Thursday, October 17, 2019
Visitation by Jenny Erpenbeck
This is a strange almost ghostly story about place. A landscape, earth and water, is formed over millennia. And then a house is built on the shores of the lake. As the politics of the German twentieth century unfold, the house changes hands. The Jewish family are forced to sell, for half the market value, to the German architect who works with Speers on the Germania project. He renovates the house with love. At the end of the war, it is occupied by the Russians. Under the GDR, the architect must also flee because he has done business with the west and faces imprisonment. Returning exiles from Siberia claim the place. There is a court case over illegal possession. And they then sell the house. Through all of this the character of the gardener appears, going through is routine of lovingly managing the grounds and the boatshed and the woodshed, opening and closing the house as summer moves in to winter, dismantling and re-erecting the wharf for the summer season. There is a sort of poetic movement about all this, and of course that’s reflected in the lovely language.
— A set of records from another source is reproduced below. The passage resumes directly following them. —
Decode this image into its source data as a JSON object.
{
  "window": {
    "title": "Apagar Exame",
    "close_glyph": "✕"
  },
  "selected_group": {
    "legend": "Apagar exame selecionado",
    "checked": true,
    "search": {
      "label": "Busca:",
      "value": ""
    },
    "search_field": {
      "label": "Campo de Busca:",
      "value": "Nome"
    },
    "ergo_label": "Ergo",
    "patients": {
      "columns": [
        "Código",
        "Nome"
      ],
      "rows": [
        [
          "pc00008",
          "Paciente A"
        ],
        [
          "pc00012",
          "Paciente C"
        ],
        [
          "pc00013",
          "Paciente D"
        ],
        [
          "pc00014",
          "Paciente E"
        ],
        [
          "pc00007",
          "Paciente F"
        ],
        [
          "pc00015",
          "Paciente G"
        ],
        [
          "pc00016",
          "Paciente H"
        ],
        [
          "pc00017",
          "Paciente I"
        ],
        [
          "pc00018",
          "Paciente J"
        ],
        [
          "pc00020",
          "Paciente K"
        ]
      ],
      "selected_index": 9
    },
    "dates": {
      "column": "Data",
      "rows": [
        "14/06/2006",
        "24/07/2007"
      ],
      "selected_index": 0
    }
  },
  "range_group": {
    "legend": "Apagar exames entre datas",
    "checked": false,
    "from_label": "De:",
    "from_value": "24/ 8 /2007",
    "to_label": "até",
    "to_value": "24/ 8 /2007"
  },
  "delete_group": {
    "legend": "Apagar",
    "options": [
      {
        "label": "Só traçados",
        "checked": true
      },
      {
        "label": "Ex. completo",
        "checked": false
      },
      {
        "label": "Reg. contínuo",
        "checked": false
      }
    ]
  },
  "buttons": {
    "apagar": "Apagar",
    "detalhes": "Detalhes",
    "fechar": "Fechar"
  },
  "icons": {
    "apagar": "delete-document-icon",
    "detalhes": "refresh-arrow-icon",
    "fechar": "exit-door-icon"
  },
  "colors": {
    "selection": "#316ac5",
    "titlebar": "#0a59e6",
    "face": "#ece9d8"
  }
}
Erpenbeck tells the story of the house as a detached observer, describing the thoughts of her characters but never allowing them anything other than an internal life, as it were. What is horrifying though are the vignettes of utter, despicable violence, the no holds barred cruelty of humankind, which are all the more searing because of the tranquility of the setting. This is an old book, published in 2008 I think, but a classic.